CausalImpact, the Bayesian structural time-series approach to single-series interventions; the canonical tool for measuring policy or campaign shocks on a behavioral-scoring KPI when only one treated panel is available.The behavioral-economics half of the chapter (the half that treats the borrower’s payment behavior as a decision rather than a state) draws on a separate empirical literature. Barboni et al. (2026) randomize text-message content for late-paying clients of a Colombian bank and find that messages leveraging social norms reduce delinquency more durably than generic reminders, with stronger effects among higher-credit-score and unsecured borrowers. Bursztyn et al. (2019) provide the most-cited cousin: an Indonesian Islamic-bank field experiment in which a moral-injustice text reduced delinquency by 4.4 percentage points, concentrated in highest-risk borrowers. Medina (2021) shows the cautionary side: reminders that cut credit-card late fees by 14 percent simultaneously raised overdraft fees by 9 percent in a Brazilian sample, so the P&L of a nudge campaign must be measured across products. Cadena & Schoar (2011) and Karlan et al. (2016) show that reminders themselves are valuable for limited-attention reasons, and Calzolari & Nardotto (2017) confirms the effect with a clean gym-attendance experiment in a non-credit setting. Stango & Zinman (2014) document the salience-of-fees mechanism. Adams et al. (2022) report large-sample null effects from disclosure-style nudges on long-run UK card debt, an important counterweight to selective publication. Fedaseyeu (2020) complements the borrower-side literature with the supply-side question of how third-party collection enforcement shapes the equilibrium credit supply.

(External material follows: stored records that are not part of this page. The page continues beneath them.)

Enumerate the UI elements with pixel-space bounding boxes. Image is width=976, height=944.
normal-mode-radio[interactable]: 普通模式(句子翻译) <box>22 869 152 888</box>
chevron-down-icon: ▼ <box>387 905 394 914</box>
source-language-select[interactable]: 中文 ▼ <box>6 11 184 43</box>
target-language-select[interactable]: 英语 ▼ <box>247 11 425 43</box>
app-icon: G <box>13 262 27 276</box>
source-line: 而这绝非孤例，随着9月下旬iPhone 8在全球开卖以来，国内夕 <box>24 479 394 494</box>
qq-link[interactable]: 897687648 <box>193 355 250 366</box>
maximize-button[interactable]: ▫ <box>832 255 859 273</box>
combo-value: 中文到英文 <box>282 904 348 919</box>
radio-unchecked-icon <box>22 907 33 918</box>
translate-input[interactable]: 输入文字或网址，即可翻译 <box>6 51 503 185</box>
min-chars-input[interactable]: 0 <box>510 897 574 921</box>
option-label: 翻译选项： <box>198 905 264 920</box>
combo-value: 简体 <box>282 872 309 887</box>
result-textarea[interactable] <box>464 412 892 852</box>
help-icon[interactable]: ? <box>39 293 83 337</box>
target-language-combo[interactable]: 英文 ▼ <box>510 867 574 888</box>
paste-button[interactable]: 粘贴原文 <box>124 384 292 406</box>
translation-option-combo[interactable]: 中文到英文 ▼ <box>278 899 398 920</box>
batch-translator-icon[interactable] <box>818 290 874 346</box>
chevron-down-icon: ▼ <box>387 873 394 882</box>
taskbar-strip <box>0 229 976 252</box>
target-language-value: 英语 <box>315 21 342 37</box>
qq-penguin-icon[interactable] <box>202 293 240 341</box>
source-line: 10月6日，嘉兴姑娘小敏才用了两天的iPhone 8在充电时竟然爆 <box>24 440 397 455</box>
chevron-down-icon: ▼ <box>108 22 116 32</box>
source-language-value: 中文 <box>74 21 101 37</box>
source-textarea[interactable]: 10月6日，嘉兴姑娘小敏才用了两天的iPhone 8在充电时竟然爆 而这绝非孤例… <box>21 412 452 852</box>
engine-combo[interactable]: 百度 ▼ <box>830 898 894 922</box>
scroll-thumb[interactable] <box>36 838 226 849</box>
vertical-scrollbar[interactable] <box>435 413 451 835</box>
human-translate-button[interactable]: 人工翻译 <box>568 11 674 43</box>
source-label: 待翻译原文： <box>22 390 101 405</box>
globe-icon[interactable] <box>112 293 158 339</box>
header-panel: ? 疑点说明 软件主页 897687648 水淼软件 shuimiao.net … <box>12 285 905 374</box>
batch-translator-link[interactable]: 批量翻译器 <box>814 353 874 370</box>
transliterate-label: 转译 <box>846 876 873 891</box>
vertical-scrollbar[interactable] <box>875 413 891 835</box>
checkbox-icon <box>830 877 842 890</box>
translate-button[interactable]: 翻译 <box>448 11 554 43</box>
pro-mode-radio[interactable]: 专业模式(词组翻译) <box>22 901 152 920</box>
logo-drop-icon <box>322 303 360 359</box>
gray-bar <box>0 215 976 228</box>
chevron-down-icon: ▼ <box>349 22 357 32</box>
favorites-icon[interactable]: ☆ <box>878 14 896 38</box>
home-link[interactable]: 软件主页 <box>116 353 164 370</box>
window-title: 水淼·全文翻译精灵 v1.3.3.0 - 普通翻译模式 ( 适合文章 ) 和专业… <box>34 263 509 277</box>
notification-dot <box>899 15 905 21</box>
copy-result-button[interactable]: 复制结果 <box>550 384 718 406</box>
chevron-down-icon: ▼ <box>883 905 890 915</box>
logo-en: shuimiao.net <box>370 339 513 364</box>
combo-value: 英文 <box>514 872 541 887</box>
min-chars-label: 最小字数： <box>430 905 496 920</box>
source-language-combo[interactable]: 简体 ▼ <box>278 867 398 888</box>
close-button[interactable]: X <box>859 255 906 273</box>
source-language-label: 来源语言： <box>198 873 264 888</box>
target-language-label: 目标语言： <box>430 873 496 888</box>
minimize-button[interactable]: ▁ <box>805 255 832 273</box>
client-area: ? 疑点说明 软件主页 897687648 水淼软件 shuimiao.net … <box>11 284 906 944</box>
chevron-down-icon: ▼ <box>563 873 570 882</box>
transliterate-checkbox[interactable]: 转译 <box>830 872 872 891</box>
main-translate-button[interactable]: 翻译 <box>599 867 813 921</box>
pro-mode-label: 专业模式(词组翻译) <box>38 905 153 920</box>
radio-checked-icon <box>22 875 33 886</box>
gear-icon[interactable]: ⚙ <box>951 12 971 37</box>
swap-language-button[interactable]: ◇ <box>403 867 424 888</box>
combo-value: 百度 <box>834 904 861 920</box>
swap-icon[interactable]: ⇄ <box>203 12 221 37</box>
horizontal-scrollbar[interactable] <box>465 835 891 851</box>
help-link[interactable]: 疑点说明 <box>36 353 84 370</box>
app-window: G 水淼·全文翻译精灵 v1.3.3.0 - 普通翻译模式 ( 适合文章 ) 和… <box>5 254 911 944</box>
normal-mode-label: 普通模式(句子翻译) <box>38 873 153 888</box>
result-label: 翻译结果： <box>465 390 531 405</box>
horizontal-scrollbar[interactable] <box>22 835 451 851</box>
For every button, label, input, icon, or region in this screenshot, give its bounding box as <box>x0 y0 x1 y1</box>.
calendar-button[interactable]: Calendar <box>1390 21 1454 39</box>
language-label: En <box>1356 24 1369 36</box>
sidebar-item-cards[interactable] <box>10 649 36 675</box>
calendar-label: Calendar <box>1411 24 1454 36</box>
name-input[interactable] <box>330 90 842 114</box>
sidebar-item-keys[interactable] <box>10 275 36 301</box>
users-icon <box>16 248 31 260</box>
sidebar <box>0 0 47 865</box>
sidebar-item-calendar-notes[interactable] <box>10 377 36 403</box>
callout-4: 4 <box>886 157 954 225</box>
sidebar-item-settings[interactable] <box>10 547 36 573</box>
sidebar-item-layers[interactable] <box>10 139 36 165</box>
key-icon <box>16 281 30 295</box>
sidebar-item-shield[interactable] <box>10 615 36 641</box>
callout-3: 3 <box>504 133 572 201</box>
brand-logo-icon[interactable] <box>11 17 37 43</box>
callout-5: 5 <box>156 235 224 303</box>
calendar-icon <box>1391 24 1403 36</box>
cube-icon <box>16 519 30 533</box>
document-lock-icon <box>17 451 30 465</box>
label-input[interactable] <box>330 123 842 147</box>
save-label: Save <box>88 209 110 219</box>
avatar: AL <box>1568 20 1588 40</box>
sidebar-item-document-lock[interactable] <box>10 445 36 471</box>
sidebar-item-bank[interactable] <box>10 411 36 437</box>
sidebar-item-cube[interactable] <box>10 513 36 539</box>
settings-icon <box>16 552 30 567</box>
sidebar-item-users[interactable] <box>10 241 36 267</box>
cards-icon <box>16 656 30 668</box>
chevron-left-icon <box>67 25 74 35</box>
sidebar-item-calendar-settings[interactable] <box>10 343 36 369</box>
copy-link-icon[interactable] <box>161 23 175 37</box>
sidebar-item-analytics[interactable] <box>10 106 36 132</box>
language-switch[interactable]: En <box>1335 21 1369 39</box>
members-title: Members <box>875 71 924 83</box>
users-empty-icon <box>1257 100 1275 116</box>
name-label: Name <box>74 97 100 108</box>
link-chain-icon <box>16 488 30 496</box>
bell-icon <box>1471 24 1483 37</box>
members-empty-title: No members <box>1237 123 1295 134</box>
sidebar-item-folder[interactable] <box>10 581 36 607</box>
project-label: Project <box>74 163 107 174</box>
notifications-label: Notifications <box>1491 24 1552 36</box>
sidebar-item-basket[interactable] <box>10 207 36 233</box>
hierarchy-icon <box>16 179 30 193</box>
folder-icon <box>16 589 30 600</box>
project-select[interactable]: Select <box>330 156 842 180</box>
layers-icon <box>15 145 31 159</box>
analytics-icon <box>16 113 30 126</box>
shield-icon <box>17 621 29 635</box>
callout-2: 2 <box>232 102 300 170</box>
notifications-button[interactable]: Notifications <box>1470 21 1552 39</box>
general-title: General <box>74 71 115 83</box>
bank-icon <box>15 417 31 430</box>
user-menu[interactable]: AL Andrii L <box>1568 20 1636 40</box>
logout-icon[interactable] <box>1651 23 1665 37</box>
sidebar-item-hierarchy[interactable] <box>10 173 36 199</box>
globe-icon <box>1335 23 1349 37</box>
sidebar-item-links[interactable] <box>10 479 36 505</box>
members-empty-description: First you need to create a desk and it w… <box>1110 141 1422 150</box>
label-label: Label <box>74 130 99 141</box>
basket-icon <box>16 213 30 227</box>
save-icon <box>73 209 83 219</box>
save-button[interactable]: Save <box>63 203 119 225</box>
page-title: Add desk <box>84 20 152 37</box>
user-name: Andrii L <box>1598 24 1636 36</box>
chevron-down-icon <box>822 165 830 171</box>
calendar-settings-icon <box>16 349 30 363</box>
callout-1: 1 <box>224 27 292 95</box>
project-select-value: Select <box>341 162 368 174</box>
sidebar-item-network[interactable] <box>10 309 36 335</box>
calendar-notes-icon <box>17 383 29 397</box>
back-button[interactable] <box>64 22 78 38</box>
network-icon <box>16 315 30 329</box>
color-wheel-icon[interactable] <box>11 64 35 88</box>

Beyond these core references, several lines of literature are worth following. The profitability-centric modeling tradition of So & Thomas (2011) and Trench et al. (2003) frames behavioral scoring as one input into a Markov decision process over credit-card actions (limit, price, collections), and offers a decision-theoretic framing that pure PD models lack. The pre-IFRS-9 provisioning literature of Cyert et al. (1962) and Corcoran (1978) is a useful historical reminder that Markov-chain default modeling predates behavioral scoring by forty years. The modern federated-learning and differential-privacy literature offers a path to behavioral scoring across institutional boundaries without the privacy costs of raw data pooling.
Practitioners should also follow the supervisory-guidance literature. The Office of the Comptroller of the Currency (2015) handbook on credit-card lending covers the operational mechanics of behavioral scoring in the collections context. The BCBS guidance in Basel Committee on Banking Supervision (2017) is the authoritative source on IFRS 9 staging. The Federal Reserve guidance in Board of Governors of the Federal Reserve System and Office of the Comptroller of the Currency (2011) remains the single most influential document on model risk management for US-regulated institutions. The EU AI Act in European Parliament and Council (2024) is the emerging global benchmark for AI governance obligations and will shape behavioral scoring compliance for the rest of the decade.